De sa conception à sa création, plus de 6 années de travail et le savoir-faire d’une centaine de spécialistes issus de 28 corps de métiers ont été requis. Ses pièces sont taillées dans des matériaux nobles comme le titane, le rubis, le saphir et l’aluminium. Elles ont été construites en collaboration avec l'École des métiers techniques de Porrentruy et la Haute-École Arc.

Le poids journalier, principal moteur de l’horloge, effectue une descente en 24 heures et remonte à minuit 59, heure du Jura, soit à 18 h 59, heure du Québec.

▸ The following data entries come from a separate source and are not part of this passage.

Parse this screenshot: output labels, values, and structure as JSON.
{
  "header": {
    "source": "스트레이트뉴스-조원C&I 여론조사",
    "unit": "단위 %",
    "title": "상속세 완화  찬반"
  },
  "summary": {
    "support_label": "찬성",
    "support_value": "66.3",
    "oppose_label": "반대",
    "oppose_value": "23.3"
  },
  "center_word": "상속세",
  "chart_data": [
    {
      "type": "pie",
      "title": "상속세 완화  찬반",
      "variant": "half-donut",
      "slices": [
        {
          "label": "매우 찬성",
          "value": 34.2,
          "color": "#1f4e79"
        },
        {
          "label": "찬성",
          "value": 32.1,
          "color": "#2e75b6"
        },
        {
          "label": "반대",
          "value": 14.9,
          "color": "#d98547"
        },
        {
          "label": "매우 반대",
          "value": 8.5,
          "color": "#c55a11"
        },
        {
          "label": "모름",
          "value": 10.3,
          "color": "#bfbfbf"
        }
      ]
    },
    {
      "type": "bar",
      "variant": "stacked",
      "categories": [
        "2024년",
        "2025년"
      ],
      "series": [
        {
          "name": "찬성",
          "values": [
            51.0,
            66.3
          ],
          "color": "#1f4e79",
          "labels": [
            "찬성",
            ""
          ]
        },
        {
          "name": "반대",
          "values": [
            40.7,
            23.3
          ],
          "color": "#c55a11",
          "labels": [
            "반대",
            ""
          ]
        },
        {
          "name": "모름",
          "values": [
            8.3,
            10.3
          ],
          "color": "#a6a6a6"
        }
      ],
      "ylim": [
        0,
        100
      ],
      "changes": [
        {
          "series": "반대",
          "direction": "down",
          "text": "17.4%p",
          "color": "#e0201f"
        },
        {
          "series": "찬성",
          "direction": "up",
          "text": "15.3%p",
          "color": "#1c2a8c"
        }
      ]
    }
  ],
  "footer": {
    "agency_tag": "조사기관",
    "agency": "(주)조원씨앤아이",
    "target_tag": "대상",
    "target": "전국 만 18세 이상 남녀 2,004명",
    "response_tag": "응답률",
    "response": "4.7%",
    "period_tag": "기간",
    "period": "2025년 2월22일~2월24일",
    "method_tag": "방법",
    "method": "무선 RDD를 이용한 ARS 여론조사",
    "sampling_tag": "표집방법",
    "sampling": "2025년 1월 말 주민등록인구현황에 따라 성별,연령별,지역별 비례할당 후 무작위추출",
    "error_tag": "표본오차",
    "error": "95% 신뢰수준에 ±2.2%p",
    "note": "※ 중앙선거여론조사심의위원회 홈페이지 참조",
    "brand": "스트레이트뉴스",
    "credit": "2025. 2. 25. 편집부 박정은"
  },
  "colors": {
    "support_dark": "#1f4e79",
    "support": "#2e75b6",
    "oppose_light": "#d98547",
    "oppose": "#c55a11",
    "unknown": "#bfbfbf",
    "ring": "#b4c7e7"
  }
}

La chaîne sans fin, soit la partie visible du remontoir d’égalité, est un mécanisme sophistiqué permettant de garantir la régularité du battement du balancier. Quant au balancier régulateur, d’un poids de près de 20 kg, il est doté d’une tige en invar, un alliage indéformable.

Finalement, un ingénieux système électromagnétique permet de garantir le fonctionnement du calendrier perpétuel en tenant compte des années bissextiles.

Des défis techniques inégalés

Parmi la centaine de personnes investies dans la création de l’horloge se trouvent des horlogers, des mécaniciens, des micromécaniciens, des électroniciens, des machinistes, des décorateurs et des logisticiens, pour ne nommer que ceux-ci. Afin de réaliser un projet unique d’une telle ampleur, tous les spécialistes impliqués ont dû faire preuve d’audace, de persévérance et de créativité. Les horlogers, habitués aux pièces minuscules, ont dû poncer à la main de gigantesques engrenages qu’ils étaient contraints de manipuler à l’aide de grues. Quant aux machinistes, familiers avec des ouvrages de grande taille, ils ont dû composer avec des exigences sans précédent en matière de précision.